Penyerapan anggaran yang belum maksimal ini diduga terkait tahapan lelang dan mobilisasi peralatan. Kunjungan Wapres diharapkan mempercepat eksekusi di daerah, terutama untuk pembangunan huntap yang masih jauh dari kebutuhan.
Selain meninjau huntara dan huntap, Gibran juga dijadwalkan memeriksa sejumlah infrastruktur yang rusak akibat bencana. Pendampingan langsung dari pemerintah pusat menjadi kunci memastikan pembangunan tidak tersendat di tingkat tapak.
Jatah Hidup untuk Penyelamat Terus Disalurkan
Di tengah proses rekonstruksi, pemenuhan kebutuhan dasar penyintas terus berjalan. Satgas PRR mencatat alokasi jatah hidup telah diberikan dan diterima oleh 118.594 jiwa penyintas hingga awal Agustus lalu.

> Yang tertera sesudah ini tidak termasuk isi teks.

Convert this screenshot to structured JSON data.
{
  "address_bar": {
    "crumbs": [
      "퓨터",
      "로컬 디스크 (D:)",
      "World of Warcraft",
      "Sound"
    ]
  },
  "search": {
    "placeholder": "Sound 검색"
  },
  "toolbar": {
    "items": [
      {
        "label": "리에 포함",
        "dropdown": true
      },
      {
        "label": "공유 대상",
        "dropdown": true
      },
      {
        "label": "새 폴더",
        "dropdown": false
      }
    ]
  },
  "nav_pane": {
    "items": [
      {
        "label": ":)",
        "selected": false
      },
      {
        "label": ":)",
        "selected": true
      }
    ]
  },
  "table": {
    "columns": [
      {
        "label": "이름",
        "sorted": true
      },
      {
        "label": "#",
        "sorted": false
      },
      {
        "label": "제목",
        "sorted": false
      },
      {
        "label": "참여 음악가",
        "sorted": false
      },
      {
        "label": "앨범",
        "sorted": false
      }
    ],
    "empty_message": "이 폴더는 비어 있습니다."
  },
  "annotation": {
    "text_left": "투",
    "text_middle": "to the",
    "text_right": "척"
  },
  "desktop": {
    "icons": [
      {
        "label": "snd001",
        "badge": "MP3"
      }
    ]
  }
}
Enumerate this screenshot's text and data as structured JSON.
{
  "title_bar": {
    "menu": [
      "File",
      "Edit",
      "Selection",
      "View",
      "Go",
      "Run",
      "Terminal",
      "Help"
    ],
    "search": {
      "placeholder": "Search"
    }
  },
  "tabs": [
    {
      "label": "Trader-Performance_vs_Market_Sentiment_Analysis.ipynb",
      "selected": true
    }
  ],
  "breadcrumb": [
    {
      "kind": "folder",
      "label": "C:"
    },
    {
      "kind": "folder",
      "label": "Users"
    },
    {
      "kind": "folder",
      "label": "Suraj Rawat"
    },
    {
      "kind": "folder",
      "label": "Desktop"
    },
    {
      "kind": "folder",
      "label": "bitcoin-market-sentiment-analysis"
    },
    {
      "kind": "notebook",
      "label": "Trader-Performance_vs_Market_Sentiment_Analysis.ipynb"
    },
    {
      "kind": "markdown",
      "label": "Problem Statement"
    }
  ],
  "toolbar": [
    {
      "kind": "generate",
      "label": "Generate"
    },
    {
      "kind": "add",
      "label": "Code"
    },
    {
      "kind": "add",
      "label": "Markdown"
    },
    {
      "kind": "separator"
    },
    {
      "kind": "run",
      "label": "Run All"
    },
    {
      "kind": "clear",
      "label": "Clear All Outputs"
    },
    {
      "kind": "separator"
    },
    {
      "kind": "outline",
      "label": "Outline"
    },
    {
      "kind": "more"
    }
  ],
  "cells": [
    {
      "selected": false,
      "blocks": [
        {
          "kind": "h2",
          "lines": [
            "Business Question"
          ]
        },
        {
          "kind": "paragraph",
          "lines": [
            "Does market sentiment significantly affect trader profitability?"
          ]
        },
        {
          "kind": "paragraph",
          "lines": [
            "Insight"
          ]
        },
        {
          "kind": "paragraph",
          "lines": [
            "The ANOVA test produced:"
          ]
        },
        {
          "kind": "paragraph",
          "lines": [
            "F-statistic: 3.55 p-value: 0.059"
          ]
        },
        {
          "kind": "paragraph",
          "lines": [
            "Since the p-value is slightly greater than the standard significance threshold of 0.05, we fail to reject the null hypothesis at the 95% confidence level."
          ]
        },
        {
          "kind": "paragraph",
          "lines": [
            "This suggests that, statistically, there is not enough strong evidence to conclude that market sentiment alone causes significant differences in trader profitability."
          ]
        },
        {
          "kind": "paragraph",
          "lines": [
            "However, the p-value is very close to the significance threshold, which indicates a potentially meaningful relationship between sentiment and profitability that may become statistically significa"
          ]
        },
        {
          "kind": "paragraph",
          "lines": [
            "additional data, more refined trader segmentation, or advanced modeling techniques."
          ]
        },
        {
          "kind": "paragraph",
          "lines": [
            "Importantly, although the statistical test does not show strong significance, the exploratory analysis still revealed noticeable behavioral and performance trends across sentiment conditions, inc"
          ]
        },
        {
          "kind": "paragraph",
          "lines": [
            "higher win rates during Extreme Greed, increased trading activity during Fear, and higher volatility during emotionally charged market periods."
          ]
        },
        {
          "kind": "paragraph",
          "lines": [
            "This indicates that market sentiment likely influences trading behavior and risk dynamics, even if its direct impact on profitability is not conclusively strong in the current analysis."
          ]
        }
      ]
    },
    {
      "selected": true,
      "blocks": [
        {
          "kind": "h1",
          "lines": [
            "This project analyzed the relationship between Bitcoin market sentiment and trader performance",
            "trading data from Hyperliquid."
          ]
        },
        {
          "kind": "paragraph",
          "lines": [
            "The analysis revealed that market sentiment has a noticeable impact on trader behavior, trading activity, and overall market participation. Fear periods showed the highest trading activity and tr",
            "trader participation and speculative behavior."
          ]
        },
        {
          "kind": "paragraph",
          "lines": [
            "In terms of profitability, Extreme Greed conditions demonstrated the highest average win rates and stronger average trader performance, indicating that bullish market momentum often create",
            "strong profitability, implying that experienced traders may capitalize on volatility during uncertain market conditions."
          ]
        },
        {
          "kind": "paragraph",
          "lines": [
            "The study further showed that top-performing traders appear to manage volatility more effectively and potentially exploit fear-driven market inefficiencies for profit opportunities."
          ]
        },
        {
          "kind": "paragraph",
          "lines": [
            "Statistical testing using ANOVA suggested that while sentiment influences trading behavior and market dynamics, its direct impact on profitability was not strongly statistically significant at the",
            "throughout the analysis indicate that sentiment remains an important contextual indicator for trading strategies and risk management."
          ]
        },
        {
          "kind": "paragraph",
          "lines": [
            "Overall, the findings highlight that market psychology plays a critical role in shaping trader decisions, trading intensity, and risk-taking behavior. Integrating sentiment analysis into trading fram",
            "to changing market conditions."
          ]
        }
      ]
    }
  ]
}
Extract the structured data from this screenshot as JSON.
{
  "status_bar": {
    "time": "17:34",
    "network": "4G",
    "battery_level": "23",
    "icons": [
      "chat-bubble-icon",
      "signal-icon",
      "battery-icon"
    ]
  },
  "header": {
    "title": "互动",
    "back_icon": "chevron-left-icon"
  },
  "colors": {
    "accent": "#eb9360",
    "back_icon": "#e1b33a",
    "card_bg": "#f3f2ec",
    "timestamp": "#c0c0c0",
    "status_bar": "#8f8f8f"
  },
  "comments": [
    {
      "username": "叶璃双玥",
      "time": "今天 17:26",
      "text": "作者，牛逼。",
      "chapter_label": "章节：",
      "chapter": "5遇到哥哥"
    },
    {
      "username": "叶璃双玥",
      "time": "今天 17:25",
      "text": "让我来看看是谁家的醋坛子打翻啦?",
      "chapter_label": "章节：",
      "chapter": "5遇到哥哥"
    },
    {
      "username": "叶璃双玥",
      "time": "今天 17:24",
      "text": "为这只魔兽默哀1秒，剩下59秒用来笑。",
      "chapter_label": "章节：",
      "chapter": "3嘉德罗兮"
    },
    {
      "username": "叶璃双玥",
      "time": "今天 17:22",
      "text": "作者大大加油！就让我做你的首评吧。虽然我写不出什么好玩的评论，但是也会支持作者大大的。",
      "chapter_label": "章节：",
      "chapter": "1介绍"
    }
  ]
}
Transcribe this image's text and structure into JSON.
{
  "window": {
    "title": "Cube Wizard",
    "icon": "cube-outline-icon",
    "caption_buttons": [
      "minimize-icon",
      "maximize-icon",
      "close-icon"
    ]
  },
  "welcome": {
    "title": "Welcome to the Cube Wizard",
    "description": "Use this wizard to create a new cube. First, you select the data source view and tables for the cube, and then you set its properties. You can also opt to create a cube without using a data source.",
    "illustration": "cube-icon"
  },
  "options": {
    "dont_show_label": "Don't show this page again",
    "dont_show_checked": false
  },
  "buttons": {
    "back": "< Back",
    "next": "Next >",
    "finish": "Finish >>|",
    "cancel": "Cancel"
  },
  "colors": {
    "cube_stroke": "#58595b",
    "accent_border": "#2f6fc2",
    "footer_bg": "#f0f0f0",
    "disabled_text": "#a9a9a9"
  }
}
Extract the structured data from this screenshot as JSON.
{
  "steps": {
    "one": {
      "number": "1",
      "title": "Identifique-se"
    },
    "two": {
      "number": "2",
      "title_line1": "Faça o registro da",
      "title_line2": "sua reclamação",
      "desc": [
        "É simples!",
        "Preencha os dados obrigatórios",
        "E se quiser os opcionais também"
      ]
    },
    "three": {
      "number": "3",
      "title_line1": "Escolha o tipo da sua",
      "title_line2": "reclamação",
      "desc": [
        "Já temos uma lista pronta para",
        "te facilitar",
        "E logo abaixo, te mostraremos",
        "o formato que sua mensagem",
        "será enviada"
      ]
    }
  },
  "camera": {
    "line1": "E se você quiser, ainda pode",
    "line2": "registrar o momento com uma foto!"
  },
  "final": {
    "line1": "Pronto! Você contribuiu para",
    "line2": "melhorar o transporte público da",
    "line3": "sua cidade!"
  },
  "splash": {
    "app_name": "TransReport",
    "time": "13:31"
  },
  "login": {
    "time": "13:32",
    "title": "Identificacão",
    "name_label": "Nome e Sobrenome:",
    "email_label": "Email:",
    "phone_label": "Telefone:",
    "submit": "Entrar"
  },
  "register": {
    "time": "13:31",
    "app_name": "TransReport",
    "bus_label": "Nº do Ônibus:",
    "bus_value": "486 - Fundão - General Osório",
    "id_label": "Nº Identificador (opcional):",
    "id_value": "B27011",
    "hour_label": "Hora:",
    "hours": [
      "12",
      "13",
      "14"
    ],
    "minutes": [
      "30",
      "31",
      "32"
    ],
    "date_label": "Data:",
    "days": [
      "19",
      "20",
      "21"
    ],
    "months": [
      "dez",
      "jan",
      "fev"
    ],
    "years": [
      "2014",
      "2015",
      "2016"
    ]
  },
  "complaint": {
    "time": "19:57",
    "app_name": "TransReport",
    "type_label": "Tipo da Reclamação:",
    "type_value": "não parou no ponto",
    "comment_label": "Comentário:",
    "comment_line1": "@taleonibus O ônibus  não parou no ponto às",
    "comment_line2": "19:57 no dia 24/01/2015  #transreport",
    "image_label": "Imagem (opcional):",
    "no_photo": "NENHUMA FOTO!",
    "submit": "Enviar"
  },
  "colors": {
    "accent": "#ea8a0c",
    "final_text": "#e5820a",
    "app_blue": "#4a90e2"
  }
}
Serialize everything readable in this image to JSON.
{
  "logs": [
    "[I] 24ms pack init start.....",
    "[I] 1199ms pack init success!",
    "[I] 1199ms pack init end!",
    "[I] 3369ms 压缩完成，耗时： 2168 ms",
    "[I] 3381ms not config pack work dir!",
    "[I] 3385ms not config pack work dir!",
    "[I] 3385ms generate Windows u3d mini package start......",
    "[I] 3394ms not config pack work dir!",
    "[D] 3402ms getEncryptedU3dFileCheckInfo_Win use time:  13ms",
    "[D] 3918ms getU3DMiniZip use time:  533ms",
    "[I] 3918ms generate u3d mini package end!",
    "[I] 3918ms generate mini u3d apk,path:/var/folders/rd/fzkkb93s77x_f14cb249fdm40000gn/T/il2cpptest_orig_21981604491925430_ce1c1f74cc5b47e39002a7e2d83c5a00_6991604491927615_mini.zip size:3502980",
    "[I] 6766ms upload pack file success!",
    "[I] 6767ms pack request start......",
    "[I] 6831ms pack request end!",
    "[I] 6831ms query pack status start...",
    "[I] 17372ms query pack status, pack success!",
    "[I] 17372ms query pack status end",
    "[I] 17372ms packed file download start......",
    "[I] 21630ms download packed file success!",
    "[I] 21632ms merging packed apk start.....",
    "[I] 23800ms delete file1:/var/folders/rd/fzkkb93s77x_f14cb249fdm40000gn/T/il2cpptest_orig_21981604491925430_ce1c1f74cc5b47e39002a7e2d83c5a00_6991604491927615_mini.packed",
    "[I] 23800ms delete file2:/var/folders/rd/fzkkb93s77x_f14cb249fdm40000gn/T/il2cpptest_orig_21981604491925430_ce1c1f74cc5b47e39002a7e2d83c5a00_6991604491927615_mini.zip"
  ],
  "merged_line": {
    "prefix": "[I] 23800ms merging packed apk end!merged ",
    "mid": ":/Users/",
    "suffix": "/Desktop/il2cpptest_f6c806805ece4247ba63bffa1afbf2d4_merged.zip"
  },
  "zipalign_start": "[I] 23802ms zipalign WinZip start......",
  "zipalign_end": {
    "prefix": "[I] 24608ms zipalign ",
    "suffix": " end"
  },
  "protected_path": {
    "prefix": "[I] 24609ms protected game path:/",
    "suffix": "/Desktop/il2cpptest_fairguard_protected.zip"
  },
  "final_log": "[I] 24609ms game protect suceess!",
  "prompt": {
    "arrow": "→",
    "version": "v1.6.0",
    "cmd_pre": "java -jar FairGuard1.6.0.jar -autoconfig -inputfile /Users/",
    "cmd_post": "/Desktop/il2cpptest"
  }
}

Logistik tersebut diharapkan menjaga daya tahan warga selama masa transisi menuju hunian permanen.
Kehadiran Wapres langsung di Sumatera Utara menjadi sinyal kuat bahwa progres rehabilitasi dan rekonstruksi tidak boleh berhenti pada pembangunan huntara saja. Targetnya, warga dapat segera menempati hunian tetap yang layak dan infrastruktur sosial ekonomi kembali berfungsi normal.